On pourrait comprendre l'inauguration comme le résultat d'une décision, d'un choix, ouvrant sur un nouveau.
    Toutefois, s'il y a bien pertinence auprès de la logique, cela même pour éviter le piège de l'ineffable, il n'en reste pas moins qu'occuper le fauteuil semble revenir à l'impossibilité d'en dire quelque chose.

Inaugurer reviendrait davantage à s'interroger sur ce coinçage, qui ne peut faire l'économie d'une certaine temporalité. L'inauguration de la pratique ne débute-t-elle pas au premier rendez-vous ?



   
D'un possible à l'impossible
La psychanalyse vient de connaître l'effraction du politique. La violence de l'irruption tient peut-être au fait même que les pouvoirs publics n'ont su et pu interroger le sens de leur acte. D'autant que l'on voit mal comment les pouvoirs publics peuvent interroger sur ce qu'ils visent, puisque ce qui légitime leur action relève de la forme paranoïaque qui accompagne certains discours de maîtrise. De fait, pas plus que ce qui pouvait faire débat, n'a effectivement fait débat, pas plus ces derniers n'ont donné sens à ce à quoi il devait se résoudre - provisoirement ? - à renoncer. Mais de quoi s'agissait-il ?
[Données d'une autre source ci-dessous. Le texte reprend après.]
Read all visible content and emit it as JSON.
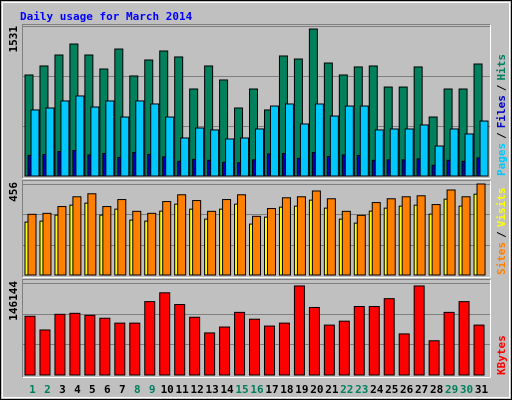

De reconnaître que bien que la psychanalyse ne puisse offrir de garantie en termes de critères d'évaluation, elle ne pouvait pour autant être taxé de charlatanisme, pour ne pas dire de “charlacanerie”. Du reste, cela supposait de soutenir qu'il n'y ait pas d'équivalence entre évaluation et réalité, tout autant que la non-évaluation n'implique pas l'absence de réalité.

Mais, est-ce fondamentalement rien, de faire l'offre d'un lieu de liberté, au sens où un sujet peut construire la possibilité d'entendre un peu mieux ce qu'il dit, et ce qui fait son étoffe ?
Est-ce rien, de reconnaître ce qu'il en est de son désir pris dans les filets de la jouissance ? La réalité qu'interroge ces questions suppose de laisser vacante le lieu de l'interrogation, d'être hors évaluation, et cela comme prix à payer.
Cette possibilité, devenue impossible, souligne le réel pointé dans le discours du maître. En sapant les fondements d'un possible au profit de l'impossible, sur le mode du tout réglementaire, ce discours de maîtrise revient à signifier, signer, la marque même de l'absence d'un projet politique.
Panser, au lieu du penser, boucher le trou afin d'aliéner un peu plus un sujet dont la seule offre de reconnaissance, consiste en sa promotion au rang d'usager dont les coordonnées en termes d'efficacité, eux, semblent lisibles.


   
Pourquoi faire une analyse ?

Bien que simple, la question ne va pas de soi. Si bon nombre de personnes se dirigent vers l'analyse avec, comme première raison, le fait d'aller mal, cette réponse est loin de constituer une raison première. D'une première raison, à une raison première, l'analyse souligne non seulement son effectivité, mais surtout en quoi le sens de la demande d'analyse ne cesse de s'éclairer dans l'analyse elle-même. On pourrait alors comprendre que les difficultés quant à la fin de l'analyse relèvent essentiellement de la nature de la demande, et par conséquent de l'entrée dans l'analyse.